カミタニさんの足元だけが見えた。紺色の深く暗い色をしたジーンズに黒い革靴だ。カミタニさんはいつもダウンジャケットにジーンズなのだ。僕は顔を上げず、ただただカスタードクリームを塗りたくったような地面を睨んでいた。
事務所の中はしんと静まり、空気が重力を増した。カミタニさんは深く考慮するかのように鎮静し、僕に緊張を伴わせた。胃が壁に囲まれたように窮屈になり、僕に余地を与える暇など毛頭となかった。

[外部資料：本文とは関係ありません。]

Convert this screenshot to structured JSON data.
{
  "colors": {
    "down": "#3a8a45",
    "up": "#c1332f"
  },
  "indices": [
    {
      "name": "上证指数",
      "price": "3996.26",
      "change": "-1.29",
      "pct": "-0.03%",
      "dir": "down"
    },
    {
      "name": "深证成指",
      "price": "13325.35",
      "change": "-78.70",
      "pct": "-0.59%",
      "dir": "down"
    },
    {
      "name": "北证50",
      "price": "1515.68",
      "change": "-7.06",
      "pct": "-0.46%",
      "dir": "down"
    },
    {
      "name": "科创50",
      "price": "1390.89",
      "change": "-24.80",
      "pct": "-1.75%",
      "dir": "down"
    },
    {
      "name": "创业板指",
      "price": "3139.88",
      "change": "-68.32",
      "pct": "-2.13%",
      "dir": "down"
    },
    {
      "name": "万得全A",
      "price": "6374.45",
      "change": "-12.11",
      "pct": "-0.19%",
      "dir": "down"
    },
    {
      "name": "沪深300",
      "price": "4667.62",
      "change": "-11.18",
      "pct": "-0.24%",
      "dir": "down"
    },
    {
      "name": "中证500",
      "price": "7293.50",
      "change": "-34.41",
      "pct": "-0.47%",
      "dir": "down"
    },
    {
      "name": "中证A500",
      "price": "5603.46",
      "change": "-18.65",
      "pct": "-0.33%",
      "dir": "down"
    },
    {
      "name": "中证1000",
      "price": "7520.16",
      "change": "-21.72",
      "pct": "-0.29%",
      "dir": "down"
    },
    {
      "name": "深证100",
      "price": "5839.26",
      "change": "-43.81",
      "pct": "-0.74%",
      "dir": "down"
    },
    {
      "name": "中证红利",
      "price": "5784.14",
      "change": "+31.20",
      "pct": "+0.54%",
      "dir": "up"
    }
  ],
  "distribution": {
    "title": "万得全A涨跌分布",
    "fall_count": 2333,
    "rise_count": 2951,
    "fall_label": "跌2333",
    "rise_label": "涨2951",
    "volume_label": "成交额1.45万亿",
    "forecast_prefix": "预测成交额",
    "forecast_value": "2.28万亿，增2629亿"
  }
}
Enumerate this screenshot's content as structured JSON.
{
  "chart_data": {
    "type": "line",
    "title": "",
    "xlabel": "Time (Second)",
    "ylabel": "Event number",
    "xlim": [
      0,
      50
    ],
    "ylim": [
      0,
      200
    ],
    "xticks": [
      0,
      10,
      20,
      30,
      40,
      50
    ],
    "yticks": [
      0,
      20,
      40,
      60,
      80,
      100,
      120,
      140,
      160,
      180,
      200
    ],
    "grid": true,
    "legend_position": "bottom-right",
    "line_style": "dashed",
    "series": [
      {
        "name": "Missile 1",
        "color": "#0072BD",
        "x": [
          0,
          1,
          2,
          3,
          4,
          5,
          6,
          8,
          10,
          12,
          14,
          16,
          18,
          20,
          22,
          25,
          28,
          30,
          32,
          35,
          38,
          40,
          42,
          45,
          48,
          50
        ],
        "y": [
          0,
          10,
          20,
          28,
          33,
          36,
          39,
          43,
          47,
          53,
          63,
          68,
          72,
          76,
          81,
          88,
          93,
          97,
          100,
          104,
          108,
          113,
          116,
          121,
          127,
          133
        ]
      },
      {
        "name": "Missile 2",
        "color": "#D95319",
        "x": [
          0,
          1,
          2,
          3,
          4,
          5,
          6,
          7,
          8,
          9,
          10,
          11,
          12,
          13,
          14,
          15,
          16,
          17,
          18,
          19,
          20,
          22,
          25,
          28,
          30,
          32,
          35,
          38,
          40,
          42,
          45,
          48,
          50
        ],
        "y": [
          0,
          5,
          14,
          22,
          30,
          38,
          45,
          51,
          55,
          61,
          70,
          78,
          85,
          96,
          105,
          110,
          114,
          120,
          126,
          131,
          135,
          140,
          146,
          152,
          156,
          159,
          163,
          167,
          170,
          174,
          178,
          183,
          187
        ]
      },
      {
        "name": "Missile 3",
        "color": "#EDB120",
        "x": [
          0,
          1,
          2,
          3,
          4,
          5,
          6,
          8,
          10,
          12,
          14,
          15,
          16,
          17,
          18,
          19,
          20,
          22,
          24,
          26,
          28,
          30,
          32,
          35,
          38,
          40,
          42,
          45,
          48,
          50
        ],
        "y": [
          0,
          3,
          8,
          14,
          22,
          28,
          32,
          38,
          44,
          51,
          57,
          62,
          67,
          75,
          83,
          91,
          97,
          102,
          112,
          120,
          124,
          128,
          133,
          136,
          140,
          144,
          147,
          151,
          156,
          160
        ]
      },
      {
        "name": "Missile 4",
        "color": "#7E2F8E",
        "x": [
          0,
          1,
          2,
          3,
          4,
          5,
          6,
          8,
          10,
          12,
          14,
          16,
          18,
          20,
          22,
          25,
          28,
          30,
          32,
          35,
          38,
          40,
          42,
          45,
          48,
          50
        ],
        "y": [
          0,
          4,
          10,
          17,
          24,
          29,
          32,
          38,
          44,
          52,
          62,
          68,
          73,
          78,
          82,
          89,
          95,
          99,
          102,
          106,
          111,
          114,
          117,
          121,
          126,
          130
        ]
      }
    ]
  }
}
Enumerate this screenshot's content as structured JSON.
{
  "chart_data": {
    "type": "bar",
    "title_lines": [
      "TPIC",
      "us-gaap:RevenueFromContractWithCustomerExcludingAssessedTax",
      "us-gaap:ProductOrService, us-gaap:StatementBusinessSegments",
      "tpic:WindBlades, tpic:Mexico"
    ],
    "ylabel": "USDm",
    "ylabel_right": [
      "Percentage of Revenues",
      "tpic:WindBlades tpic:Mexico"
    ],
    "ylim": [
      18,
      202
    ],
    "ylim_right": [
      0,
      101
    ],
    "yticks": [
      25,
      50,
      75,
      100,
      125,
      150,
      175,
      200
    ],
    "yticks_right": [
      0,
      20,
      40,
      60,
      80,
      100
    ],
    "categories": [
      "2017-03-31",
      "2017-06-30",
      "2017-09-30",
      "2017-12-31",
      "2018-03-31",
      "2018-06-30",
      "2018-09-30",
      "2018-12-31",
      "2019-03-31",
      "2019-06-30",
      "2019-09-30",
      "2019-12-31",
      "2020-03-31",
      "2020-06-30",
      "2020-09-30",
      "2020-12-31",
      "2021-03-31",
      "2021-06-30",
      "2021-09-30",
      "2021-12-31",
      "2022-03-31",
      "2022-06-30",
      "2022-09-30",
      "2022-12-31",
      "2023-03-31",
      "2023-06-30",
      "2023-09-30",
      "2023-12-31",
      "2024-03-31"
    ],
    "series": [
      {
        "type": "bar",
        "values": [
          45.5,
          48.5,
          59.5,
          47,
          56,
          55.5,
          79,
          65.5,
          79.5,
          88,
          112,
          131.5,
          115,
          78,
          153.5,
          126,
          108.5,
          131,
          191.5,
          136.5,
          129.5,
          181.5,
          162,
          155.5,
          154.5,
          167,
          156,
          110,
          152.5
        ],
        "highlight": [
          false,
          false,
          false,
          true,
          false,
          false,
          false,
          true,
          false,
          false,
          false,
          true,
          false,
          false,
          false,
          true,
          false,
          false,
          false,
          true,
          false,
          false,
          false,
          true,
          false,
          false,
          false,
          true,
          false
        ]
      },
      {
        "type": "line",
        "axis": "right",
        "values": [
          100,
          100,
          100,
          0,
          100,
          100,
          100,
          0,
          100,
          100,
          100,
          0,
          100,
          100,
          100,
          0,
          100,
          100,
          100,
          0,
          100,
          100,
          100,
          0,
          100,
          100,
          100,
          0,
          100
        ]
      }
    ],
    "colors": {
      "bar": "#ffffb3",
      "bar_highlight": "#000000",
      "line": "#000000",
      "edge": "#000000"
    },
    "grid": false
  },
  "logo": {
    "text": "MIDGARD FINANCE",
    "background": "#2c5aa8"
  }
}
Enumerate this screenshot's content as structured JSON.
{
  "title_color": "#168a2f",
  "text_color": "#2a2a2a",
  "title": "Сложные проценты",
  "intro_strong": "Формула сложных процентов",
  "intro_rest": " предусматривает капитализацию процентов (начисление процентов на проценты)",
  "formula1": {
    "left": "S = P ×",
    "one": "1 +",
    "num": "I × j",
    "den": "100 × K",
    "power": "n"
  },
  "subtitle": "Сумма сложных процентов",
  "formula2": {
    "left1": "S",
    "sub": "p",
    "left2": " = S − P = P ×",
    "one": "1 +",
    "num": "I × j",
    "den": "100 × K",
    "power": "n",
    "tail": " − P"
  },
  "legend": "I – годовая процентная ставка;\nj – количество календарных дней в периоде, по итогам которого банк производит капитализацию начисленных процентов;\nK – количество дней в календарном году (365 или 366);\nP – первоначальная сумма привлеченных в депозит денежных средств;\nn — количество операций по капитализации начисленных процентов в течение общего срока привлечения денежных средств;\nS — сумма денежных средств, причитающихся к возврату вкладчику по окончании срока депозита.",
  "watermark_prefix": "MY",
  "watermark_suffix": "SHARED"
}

「わかった」とカミタニさんは渋々承諾し、肯いた。「これが最後のチャンスだからね」とカミタニさんが言葉を続け、言った。
「ありがとうございます」僕はその瞬間に、体の底で眠っていた莫大な高揚が覚醒した。
人間というのは押しに弱いものだ。僕はそれを理解していた。簡単な事なのだ。僕は肌を覆う緊張をべりべりと剥すように解いた。脱皮のようだ。足元が浮き上がるような身を軽くする安堵が、僕を導いた。昂る高揚を脳裏に隠し、僕は「頑張ります」と軽々しい嘘を吐いた。頑張らなくても、僕は最強なのだ。
いかんせん。僕は自分が一番最強だと自負しているのだ。森の中で彷徨っていると、まるで出口に導くように一本の道が続いていた。
窓に目をやると、僕を祝うように白い綿のような雪が深々と降りだしていた。